Я не знаю, с чем связан самый сюжет гоголевского «Портрета»: задумался ли Гоголь над тем эпизодом из книги Вазари, который он передает во второй редакции своего «Портрета», эпизодом с неоконченным портретом Леонардо, где глаза отличались такой сверхъестественной живостью, или, может быть, Гоголь нашел прототип своих страшных глаз где‐нибудь во время странствий по Италии, классической стране портретов, изображающих людей с сильными страстями… Но я почти ничего не говорил еще о самой повести. Гоголь нигде не дал нам такого страшного и исчерпывающего изображения пошлости, как в своем «Портрете». Я уже говорил, впрочем, в другой статье о хозяине Чарткова, и мне не хотелось бы повторяться.
Пусть читатель сам, если хочет представить себе, что такое самая беспримесная и самая стертая пошлость, перечитает во второй редакции «Портрета» о визите домохозяина в квартиру художника. Это, может быть, у Гоголя единственное изображение серого налета жизни, которое не согрето ни единым лучом юмора, притом же здесь пошлость имеет не просто серый цвет, а цвет пепла, цвет бесполезно сожженной жизни.

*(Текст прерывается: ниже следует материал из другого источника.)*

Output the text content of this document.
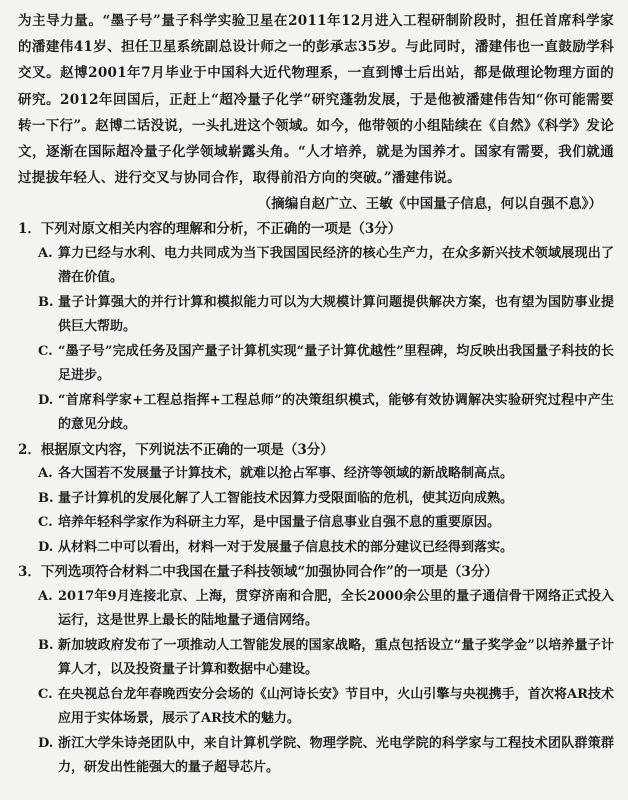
为主导力量。“墨子号”量子科学实验卫星在2011年12月进入工程研制阶段时，担任首席科学家的潘建伟41岁、担任卫星系统副总设计师之一的彭承志35岁。与此同时，潘建伟也一直鼓励学科交叉。赵博2001年7月毕业于中国科大近代物理系，一直到博士后出站，都是做理论物理方面的研究。2012年回国后，正赶上“超冷量子化学”研究蓬勃发展，于是他被潘建伟告知“你可能需要转一下行”。赵博二话没说，一头扎进这个领域。如今，他带领的小组陆续在《自然》《科学》发论文，逐渐在国际超冷量子化学领域崭露头角。“人才培养，就是为国养才。国家有需要，我们就通过提拔年轻人、进行交叉与协同合作，取得前沿方向的突破。”潘建伟说。

（摘编自赵广立、王敏《中国量子信息，何以自强不息》）

1．下列对原文相关内容的理解和分析，不正确的一项是（3分）

A. 算力已经与水利、电力共同成为当下我国国民经济的核心生产力，在众多新兴技术领域展现出了潜在价值。
B. 量子计算强大的并行计算和模拟能力可以为大规模计算问题提供解决方案，也有望为国防事业提供巨大帮助。
C. “墨子号”完成任务及国产量子计算机实现“量子计算优越性”里程碑，均反映出我国量子科技的长足进步。
D. “首席科学家+工程总指挥+工程总师”的决策组织模式，能够有效协调解决实验研究过程中产生的意见分歧。

2．根据原文内容，下列说法不正确的一项是（3分）

A. 各大国若不发展量子计算技术，就难以抢占军事、经济等领域的新战略制高点。
B. 量子计算机的发展化解了人工智能技术因算力受限面临的危机，使其迈向成熟。
C. 培养年轻科学家作为科研主力军，是中国量子信息事业自强不息的重要原因。
D. 从材料二中可以看出，材料一对于发展量子信息技术的部分建议已经得到落实。

3．下列选项符合材料二中我国在量子科技领域“加强协同合作”的一项是（3分）

A. 2017年9月连接北京、上海，贯穿济南和合肥，全长2000余公里的量子通信骨干网络正式投入运行，这是世界上最长的陆地量子通信网络。
B. 新加坡政府发布了一项推动人工智能发展的国家战略，重点包括设立“量子奖学金”以培养量子计算人才，以及投资量子计算和数据中心建设。
C. 在央视总台龙年春晚西安分会场的《山河诗长安》节目中，火山引擎与央视携手，首次将AR技术应用于实体场景，展示了AR技术的魅力。
D. 浙江大学朱诗尧团队中，来自计算机学院、物理学院、光电学院的科学家与工程技术团队群策群力，研发出性能强大的量子超导芯片。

Но Гоголь показывает в своей повести пошлость и еще с одной стороны – в «Портрете» она является орудием в руках карающего черта. Владелец рокового портрета гибнет следующим образом: вместо того, чтобы развивать свой талант, он, благодаря рекламе, делается модным живописцем и опошляется, мало-помалу утрачивая самый смысл и оправдание жизни, которые были у него в руках в виде его искусства. Только черт не оставляет его доканчивать дни под тем серым пеплом, который людям, окружающим художника, кажется славой. Наказание Чарткова заключается прежде всего в том, что он видит однажды картину не только дивно талантливую, но проникнутую тем особым чарующим светом, который рождается лишь от чистого огня жертвы и вдохновения. Чартков потрясен, он хочет наверстать потерянное, он пробует опять сделаться художником, но рука его упорно выводит лишь шаблонные очертания и оставляет на полотне лишь развязные мазки. Тогда Чартков в совершенно фантастической форме безумия начинает скупать и уничтожать все, что только он может найти оригинального и талантливого в той живописи, которую он, по наваждению дьявола, продолжает и любить и понимать, но которую он осужден только оскорблять своей проданной черту кистью. В результате невыносимой нравственной пытки человека, все торжество которого могло отныне заключаться лишь в диких оскорблениях того единственного, что он умел ценить, – три жестоких недуга ополчились на бренную оболочку Чарткова, и последний бред его представлял собою нечто поистине адское.
«Все люди, окружавшие его постель, казались ему ужасными портретами. Портрет двоился, четверился в его глазах;
все стены казались увешаны портретами, вперившими в него свои неподвижные, живые глаза; страшные портреты глядели с потолка, с полу; комната расширялась и продолжалась бесконечно, чтобы более вместить этих неподвижных глаз…»
Я не могу не закончить своего разбора одной параллелью. Гоголь написал две повести: одну он посвятил носу, другую – глазам. Первая – веселая повесть, вторая – страшная. Если мы поставим рядом две эти эмблемы – телесности и духовности – и представим себе фигуру майора Ковалева, покупающего, неизвестно для каких причин, орденскую ленточку, и тень умирающего в безумном бреду Чарткова, – то хотя на минуту почувствуем всю невозможность, всю абсурдность существа, которое соединило в себе нос и глаза, тело и душу… А ведь может быть и то, что здесь проявился высший, но для нас уже не доступный юмор творения и что мучительная для нас загадка человека как нельзя проще решается в сфере высших категорий бытия.